Hareven pointed out that care-giving relationships were formed
over the life course, and the child who eventually carried the main
responsibilities was designated early in life and was frequently
the younger daughter.
Although there were many examples of dependent parents,
especially widowed mothers living with their children, the paper
notes that now "as in most other American urban communities, the
pervasive residential pattern was one of nuclear households," with
aging parents living nearby.
Hareven said "intimacy from a distance" seemed to be the
lifestyle of families as long as parents were able to take care of
themselves. Children would visit frequently, perform many tasks and
services and try to maintain parents in their own homes.
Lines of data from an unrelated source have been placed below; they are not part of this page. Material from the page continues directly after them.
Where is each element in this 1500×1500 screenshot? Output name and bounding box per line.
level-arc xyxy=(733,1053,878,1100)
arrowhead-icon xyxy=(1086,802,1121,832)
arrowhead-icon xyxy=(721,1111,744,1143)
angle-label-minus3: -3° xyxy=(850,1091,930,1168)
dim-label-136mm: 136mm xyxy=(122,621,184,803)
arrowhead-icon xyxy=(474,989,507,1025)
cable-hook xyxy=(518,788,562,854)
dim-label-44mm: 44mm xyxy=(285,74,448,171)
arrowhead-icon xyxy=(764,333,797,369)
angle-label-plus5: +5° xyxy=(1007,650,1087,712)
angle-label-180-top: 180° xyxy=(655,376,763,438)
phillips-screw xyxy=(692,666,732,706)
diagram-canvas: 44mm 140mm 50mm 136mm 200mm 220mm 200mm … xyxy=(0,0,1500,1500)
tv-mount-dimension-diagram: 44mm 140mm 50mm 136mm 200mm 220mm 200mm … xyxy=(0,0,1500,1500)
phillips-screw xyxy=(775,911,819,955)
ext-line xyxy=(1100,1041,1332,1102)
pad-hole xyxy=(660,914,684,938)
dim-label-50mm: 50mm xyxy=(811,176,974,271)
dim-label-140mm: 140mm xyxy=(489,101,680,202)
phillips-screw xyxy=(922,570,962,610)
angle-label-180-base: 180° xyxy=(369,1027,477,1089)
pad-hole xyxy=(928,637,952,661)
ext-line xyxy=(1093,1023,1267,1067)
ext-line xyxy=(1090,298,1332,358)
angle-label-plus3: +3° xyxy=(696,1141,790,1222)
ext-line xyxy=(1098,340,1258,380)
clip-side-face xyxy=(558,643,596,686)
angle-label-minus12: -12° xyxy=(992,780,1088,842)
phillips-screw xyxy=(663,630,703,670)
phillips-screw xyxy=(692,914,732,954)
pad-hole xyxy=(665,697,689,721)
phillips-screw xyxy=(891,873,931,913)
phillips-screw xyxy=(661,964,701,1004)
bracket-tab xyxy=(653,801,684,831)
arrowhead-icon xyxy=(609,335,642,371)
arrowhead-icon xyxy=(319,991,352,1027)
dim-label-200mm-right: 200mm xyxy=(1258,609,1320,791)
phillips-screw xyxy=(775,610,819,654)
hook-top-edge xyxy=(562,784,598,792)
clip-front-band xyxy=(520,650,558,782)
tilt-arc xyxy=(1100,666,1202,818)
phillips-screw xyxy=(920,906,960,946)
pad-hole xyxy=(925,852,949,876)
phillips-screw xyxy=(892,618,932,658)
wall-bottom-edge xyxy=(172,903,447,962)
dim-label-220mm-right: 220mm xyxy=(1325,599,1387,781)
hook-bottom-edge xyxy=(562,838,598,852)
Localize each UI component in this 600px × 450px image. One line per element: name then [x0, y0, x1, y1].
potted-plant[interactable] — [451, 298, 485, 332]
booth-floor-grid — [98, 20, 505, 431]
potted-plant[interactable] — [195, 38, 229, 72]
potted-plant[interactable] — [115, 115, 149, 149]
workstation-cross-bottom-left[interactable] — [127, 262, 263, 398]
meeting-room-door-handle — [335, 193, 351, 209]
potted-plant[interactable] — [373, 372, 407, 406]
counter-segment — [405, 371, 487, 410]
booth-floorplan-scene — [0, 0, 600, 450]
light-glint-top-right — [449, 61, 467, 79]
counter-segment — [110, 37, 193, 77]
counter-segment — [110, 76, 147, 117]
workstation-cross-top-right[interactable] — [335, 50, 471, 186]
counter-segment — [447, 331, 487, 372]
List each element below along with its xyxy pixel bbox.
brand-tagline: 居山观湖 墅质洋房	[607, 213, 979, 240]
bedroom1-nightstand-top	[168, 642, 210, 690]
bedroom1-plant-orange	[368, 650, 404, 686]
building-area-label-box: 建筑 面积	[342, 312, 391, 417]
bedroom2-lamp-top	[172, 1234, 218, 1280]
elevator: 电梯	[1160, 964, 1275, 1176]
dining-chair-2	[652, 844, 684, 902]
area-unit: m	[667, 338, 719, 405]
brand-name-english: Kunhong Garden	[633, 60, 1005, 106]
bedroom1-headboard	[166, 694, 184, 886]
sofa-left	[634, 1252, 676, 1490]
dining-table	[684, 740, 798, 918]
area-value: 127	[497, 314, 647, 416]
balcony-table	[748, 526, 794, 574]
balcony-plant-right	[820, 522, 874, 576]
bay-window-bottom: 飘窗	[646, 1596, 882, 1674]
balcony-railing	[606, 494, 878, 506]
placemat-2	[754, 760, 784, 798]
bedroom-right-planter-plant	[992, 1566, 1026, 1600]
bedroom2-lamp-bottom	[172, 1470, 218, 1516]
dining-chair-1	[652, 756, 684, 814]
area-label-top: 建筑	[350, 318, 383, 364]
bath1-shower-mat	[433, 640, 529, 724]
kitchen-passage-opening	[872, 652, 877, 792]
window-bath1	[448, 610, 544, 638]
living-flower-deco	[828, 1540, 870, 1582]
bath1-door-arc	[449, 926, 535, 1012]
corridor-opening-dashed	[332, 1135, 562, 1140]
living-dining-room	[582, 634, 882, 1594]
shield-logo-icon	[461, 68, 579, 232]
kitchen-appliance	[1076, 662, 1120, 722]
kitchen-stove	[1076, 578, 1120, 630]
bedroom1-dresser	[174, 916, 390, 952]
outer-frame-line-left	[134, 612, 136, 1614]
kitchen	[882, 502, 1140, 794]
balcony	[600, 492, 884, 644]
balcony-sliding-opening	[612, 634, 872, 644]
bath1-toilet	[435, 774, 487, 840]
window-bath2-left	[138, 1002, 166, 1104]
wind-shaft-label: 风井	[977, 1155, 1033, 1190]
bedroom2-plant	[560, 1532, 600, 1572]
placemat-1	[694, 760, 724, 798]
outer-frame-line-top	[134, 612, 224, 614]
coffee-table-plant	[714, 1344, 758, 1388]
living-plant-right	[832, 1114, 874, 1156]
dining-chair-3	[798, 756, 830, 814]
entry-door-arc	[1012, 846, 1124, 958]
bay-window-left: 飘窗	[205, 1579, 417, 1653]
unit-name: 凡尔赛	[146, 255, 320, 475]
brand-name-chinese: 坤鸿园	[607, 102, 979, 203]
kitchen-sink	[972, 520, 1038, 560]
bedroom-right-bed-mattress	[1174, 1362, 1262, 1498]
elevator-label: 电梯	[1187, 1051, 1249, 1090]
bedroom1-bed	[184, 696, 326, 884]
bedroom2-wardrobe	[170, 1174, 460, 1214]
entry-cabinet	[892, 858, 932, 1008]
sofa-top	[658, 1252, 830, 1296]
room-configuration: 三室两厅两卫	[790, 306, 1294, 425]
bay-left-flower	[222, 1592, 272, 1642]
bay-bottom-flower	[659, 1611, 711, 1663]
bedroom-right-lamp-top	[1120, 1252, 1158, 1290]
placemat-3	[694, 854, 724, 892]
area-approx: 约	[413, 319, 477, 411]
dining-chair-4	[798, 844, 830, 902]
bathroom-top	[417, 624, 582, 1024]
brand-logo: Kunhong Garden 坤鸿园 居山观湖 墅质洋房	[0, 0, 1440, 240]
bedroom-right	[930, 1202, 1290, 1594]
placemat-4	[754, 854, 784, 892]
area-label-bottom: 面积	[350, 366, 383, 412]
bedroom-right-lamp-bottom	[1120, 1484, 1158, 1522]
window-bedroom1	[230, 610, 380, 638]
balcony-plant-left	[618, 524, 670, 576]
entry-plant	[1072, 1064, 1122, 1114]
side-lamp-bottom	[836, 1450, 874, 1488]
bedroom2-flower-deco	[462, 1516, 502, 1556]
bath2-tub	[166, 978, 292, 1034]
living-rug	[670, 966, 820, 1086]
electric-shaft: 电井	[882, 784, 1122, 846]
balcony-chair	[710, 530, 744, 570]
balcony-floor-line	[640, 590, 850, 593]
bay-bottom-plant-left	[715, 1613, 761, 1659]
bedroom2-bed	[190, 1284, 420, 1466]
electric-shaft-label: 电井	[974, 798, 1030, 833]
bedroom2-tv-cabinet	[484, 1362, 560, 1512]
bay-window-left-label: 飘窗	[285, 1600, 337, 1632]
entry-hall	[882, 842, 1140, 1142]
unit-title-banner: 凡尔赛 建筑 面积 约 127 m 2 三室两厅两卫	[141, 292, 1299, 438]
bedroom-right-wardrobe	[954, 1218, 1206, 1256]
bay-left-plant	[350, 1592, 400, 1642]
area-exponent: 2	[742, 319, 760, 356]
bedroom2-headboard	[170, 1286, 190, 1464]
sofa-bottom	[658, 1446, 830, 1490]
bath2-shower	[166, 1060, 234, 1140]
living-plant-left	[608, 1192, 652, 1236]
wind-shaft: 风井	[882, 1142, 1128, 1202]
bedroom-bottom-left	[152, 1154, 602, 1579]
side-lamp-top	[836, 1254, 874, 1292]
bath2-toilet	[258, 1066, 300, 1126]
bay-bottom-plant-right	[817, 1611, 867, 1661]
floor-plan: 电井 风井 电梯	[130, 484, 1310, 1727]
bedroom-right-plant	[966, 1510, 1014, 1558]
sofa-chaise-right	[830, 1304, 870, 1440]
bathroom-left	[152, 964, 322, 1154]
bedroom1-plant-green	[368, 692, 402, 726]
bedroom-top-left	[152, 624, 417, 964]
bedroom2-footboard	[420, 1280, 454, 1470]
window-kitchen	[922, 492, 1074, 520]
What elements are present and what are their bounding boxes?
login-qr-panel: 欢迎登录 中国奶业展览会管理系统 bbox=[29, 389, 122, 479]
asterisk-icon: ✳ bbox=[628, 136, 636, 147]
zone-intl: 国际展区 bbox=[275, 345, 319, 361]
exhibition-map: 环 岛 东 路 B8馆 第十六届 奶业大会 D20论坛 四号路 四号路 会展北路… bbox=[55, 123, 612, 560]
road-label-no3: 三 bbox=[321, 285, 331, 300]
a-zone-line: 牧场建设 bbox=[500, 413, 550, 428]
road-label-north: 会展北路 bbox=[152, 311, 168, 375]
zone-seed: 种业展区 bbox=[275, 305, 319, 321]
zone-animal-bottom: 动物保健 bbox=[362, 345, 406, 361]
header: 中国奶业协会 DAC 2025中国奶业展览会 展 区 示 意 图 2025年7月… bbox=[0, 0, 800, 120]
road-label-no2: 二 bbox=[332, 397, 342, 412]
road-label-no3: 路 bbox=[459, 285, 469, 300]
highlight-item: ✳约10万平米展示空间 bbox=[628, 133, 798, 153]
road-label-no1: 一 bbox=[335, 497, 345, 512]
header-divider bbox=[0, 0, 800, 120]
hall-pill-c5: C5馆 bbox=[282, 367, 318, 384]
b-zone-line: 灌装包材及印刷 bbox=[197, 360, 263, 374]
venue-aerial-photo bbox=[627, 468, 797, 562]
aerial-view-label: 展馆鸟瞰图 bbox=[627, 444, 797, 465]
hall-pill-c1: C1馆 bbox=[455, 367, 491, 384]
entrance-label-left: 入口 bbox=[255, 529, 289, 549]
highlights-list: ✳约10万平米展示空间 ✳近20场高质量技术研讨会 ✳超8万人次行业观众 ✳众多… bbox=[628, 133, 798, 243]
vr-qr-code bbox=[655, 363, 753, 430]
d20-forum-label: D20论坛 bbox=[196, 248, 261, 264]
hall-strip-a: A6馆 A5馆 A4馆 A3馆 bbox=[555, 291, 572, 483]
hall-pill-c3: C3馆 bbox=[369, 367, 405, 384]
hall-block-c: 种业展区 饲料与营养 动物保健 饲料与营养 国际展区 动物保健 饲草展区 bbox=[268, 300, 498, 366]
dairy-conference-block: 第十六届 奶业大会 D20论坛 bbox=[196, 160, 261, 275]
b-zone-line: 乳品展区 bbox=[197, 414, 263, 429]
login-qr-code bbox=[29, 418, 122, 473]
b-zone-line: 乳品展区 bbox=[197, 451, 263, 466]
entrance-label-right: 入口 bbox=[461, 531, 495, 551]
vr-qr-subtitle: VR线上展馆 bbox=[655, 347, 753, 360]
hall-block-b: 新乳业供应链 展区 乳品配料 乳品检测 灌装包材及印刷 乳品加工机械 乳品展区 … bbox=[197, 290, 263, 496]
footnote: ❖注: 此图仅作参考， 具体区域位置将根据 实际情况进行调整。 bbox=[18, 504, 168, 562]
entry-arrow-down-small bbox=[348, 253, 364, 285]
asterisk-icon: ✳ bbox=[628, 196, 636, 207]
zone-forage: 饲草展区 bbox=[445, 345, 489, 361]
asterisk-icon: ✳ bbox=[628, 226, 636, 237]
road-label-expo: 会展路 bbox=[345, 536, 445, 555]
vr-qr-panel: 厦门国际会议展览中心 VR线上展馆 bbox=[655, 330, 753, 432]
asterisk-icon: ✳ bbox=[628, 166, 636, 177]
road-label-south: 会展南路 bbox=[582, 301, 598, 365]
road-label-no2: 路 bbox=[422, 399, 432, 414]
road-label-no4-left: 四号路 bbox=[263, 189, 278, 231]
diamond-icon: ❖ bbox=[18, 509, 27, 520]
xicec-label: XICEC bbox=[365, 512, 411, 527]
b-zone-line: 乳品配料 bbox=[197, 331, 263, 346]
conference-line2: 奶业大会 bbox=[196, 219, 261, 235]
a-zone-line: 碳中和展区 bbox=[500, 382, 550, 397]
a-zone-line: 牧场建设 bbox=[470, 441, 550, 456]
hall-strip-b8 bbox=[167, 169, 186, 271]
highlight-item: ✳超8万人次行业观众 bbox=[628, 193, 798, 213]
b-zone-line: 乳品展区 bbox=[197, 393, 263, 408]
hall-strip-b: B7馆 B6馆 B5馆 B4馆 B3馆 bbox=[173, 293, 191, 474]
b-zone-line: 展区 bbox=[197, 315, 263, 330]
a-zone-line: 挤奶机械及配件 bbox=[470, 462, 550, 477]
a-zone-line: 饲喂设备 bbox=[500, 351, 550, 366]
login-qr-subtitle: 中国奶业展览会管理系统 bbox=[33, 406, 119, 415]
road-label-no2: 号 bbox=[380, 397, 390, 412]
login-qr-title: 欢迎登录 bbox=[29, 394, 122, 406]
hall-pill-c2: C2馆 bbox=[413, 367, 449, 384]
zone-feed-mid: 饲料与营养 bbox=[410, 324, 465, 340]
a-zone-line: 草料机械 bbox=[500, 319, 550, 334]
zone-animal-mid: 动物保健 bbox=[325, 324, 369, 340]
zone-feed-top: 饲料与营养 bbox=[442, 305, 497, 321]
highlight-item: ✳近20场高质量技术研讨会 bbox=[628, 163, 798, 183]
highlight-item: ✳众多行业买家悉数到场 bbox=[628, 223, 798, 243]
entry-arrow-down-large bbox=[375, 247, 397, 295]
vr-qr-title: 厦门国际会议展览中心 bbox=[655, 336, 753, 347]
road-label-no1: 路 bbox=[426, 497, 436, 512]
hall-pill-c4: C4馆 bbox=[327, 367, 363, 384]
They would take a parent into their own homes only if the
parent became chronically ill. Nursing homes were a last resort.
"When children, who are no longer young themselves, take
parents into their homes, there is a high price to pay," Hareven
said, "in terms of their own health, economic loss because the wife
must give up her job, tensions in the household and demands on the
wife's time. It is a dilemma and a squeeze for the middle
generation.
"It has become fashionable nowadays to argue that the care of
the chronically ill and frail elderly could best be accomplished
within the family. The public sector in the United States pays lip
service to this argument without giving adequate support to these
families," Hareven said.
The problem is particularly severe for poor families. Research
has found that elderly people in disadvantaged groups are a burden
on family members whose resources are already strained and who have
nothing to fall back on, according to Hareven.
The Commonwealth Commission on Elderly People Living Alone
published a report, "Old, Alone and Poor," in April 1987, showing
that a high proportion of the elderly who were isolated were black
women living alone in center cities below the poverty level.
There are significant differences among nations in caring for
the elderly, Hareven said. Some countries, such as Sweden, are more
progressive in giving adequate support for the care of older
citizens. France and Germany also provide financial help for
elderly and sometimes chronically ill persons, Hareven said.
Other faculty members from the University who are acting as
chairpersons and discussion leaders for the conference are Sally
Bould, associate professor of sociology; Barbara Settles,
professor, Katherine Conway-Turner, associate professor, and Teresa
Cooney, assistant professor, all in individual and family studies;
Saul Hoffman, professor of economics; and Marvin Sussman, Unidel
Professor Emeritus of Human Behavior.